The Secret Life of
Walter Mitty is an ode to manufactured uplift and insta-insight. Loosely
extrapolated from James Thurber’s short story of the same name by screenwriter
Steve Conrad of The Weather Man and The Pursuit of Happyness, this is
another of his stories about an everyman who finds his employment or lack
thereof not providing enough fulfillments. It’s something of a parable about
getting the courage to live your dreams, travelling the world to find you had
what you needed inside you all along. Directed by and starring Ben Stiller, the
film follows him as Walter, the man of the title. He’s dedicated to helping his
elderly mother (Shirley MacLaine) and to his job keeping track of the original
negatives of every photo for Life magazine.
Unfortunately, a mixture of personality and circumstance has found his dream of
travelling the world and having experiences beyond the cubicle long forgotten.
He’s like George Bailey without all those wonderful life moments an angel could
show him. Walter Mitty wants more, retreating into his mind for daydreams of
grandeur, of saying the right thing or saving the day. Alas, they aren’t to be.
Yet.
For the swooping sentimental arc of Conrad’s screenplay to
fully take off, events conspire to push Walter out of his comfort zone. The
magazine is in the process of shutting down, led by a jerk manager (Adam Scott)
who sneers at the employees with contempt as he pushes them out the door,
managing their livelihood’s transition to a web-only all-digital format that
needs only a skeleton crew to manage. Their best field photographer (Sean Penn)

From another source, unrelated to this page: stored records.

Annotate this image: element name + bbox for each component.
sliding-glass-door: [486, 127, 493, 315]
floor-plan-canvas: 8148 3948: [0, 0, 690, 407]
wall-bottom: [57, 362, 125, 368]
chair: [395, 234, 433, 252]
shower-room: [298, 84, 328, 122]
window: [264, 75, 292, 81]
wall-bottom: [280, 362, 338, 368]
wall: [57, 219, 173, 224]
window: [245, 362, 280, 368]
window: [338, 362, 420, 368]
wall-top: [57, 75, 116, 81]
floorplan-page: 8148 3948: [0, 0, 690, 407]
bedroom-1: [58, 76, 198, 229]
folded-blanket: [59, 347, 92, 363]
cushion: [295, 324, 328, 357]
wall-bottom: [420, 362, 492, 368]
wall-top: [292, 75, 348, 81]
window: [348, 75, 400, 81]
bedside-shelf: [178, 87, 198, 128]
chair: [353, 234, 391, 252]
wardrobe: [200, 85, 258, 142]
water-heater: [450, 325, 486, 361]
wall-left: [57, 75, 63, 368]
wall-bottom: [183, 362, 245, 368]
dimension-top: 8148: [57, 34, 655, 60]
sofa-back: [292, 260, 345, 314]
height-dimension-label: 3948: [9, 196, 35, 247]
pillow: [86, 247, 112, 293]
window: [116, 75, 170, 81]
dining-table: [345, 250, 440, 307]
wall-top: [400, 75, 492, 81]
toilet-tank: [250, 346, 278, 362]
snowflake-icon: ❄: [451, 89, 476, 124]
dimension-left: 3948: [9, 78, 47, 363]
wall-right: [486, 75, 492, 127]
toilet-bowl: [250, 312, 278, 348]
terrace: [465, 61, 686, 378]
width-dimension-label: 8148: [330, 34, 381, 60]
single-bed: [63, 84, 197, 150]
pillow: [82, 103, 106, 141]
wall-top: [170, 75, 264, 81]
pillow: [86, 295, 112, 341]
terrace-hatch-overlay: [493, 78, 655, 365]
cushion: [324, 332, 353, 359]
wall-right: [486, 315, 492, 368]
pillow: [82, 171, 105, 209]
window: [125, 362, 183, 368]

sends a roll of film, designating a particular shot as the perfect one to grace
the final print cover. When Walter looks through the photos, the one he needs
is missing. Getting up the courage to ask the co-worker he has a crush on
(Kristen Wiig) to help him track down the photographer's next dangerous photo shoot, Walter decides to throw
himself into solving this particular mystery of the missing cover photo. Why? He just does. It’s a prefab
situation ripe with symbolic import that pushes him out the door, following
clues to their globetrotting destinations.
Stiller’s direction – fussily composed with impressive
formal control – has faint echoes of Wes Anderson and, fainter still, Jacques
Tati, as he builds a world of modern architecture and office spaces that are totally ordered and closing in. Walter’s daydreams, on the other hand, are
glossy Hollywood dreams in which he becomes a quipping comedy star ready with a
comeback, a rugged lover clambering down a mountain to the woman he wants to
woo, or a superhero smashing down the city streets after his nemesis. More than
once he’s told he has great imagination. Maybe so, but he could also just watch
a lot of movies. By the time he’s out in the real world, the picture takes on a
shiny widescreen postcard look, soaring over mountain ranges and ocean waves,
finding Walter as a small piece of big world, small in big frames and vast
vistas.
It’s all so gently sentimental as the self-help mysticism of
living his dreams of adventuring helps him to become his best self. And yet it
all feels so artificial and contrived, a perfect closed system of a film studded
with obvious turns of the gears and pulls of the strings. I could see every payoff
clearly with each setup, no matter how lovingly photographed by cinematographer Stuart Dryburgh. It’s a
gorgeously composed film that’s suffocating in its surface beauty. Each step of
his journey feels preordained and carefully composed in a way that doesn’t
match the gathering of courage necessary to take such a journey. Here,
obstacles –sharks, volcanoes, warlords, drunken helicopter pilots – aren’t so
much something to overcome as Hollywood spectacle to experience.
Perhaps there isn’t enough differentiation between his
daydreams and his real world, after all. Sure, he’s not really leaping out of a
skyscraper with newfound super-strength, as he imagines at one point. But I’m
not sure how the Walter we meet becomes a guy who can climb enormous mountains
all on his own. Maybe the filmmakers sympathized so greatly they couldn’t help
but want to push Walter along and see his character arc through. I can hardly
blame them. Stiller brings a sympathetic nuance to the man’s personality, a
kind of hunched tentativeness that’s easy enough to relate with. The perfection
of his self-improvement narrative is almost how he’d dream it. But the film
dare not suggest such a possibility. Where the film goes wrong is erring on the
side of too much earnestness, a fuzzy and warm belief in the power of
sentimental uplift to do good to the soul. It’s a comfortable erring, but one
that feels a little empty all the same.